Huzeyfe Bin Yeman (r.a.) Kimdir?

Huzeyfe(ra) Medine’de doğdu. Babası Hisl bin Cabir, annesi de Rebab bint Ka’b’dır. Ensardandır. Künyesi, Ebu Abdullah Huzeyfe bin Hisl (Huseyl) bin Cabir şeklindedir. Baba-oğul Bedir Savaşı’ndan önce Müslüman oldular. Bedir Savaşı’na katılamadılar. Çünkü savaşa katılmak üzere yola çıkarken Müşrikler tarafından yakalandılar.
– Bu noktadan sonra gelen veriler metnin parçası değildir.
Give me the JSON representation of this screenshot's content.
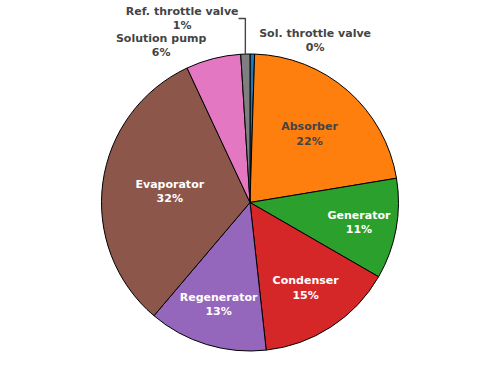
{
  "chart_data": {
    "type": "pie",
    "categories": [
      "Sol. throttle valve",
      "Absorber",
      "Generator",
      "Condenser",
      "Regenerator",
      "Evaporator",
      "Solution pump",
      "Ref. throttle valve"
    ],
    "values": [
      0.5,
      22,
      11,
      15,
      13,
      32,
      6,
      1
    ],
    "value_labels": [
      "0%",
      "22%",
      "11%",
      "15%",
      "13%",
      "32%",
      "6%",
      "1%"
    ],
    "data_labels": true
  }
}
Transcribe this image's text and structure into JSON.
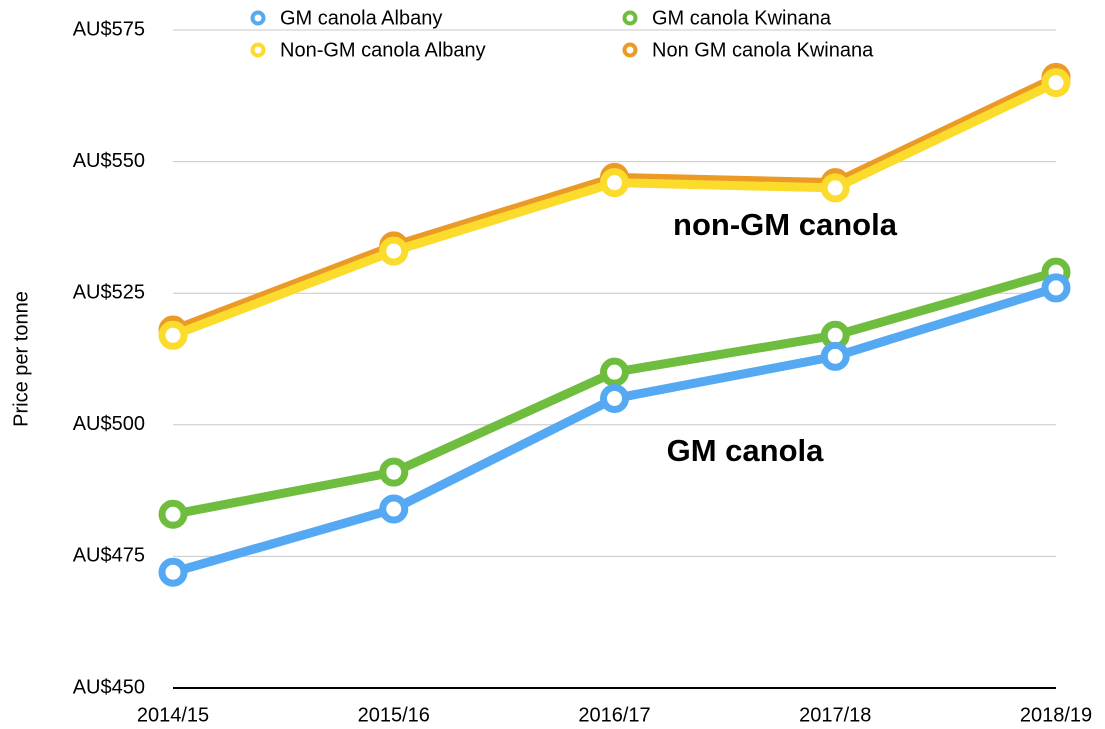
{
  "chart_data": {
    "type": "line",
    "y_label": "Price per tonne",
    "categories": [
      "2014/15",
      "2015/16",
      "2016/17",
      "2017/18",
      "2018/19"
    ],
    "series": [
      {
        "name": "GM canola Albany",
        "color": "#55a9f2",
        "values": [
          472,
          484,
          505,
          513,
          526
        ]
      },
      {
        "name": "GM canola Kwinana",
        "color": "#6fbd3e",
        "values": [
          483,
          491,
          510,
          517,
          529
        ]
      },
      {
        "name": "Non-GM canola Albany",
        "color": "#fbdc2c",
        "values": [
          517,
          533,
          546,
          545,
          565
        ]
      },
      {
        "name": "Non GM canola Kwinana",
        "color": "#eb9a26",
        "values": [
          518,
          534,
          547,
          546,
          566
        ]
      }
    ],
    "ylim": [
      450,
      575
    ],
    "yticks": [
      {
        "value": 450,
        "label": "AU$450"
      },
      {
        "value": 475,
        "label": "AU$475"
      },
      {
        "value": 500,
        "label": "AU$500"
      },
      {
        "value": 525,
        "label": "AU$525"
      },
      {
        "value": 550,
        "label": "AU$550"
      },
      {
        "value": 575,
        "label": "AU$575"
      }
    ],
    "grid": true,
    "annotations": [
      "non-GM canola",
      "GM canola"
    ]
  }
}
Huzeyfe(ra), Bedir Savaşı dışında kalan diğerlerinin hemen hepsine katıldı. Babası yaşlı olmasından dolayı ordu ile birlikte gitmedi ancak, Allah yolunda cihada katılmak arzusu ve Uhud’dan gelen haberlerin de etkisiyle daha fazla dayanamayarak savaş meydanına hareket etti. Savaşa katıldıktan sonra hiç farkına varmadan Müşriklerin arasına karıştı. Akabinde yanlışlıkla müşrik zannedilerek Müslümanlar tarafından öldürüldü ve şehit oldu.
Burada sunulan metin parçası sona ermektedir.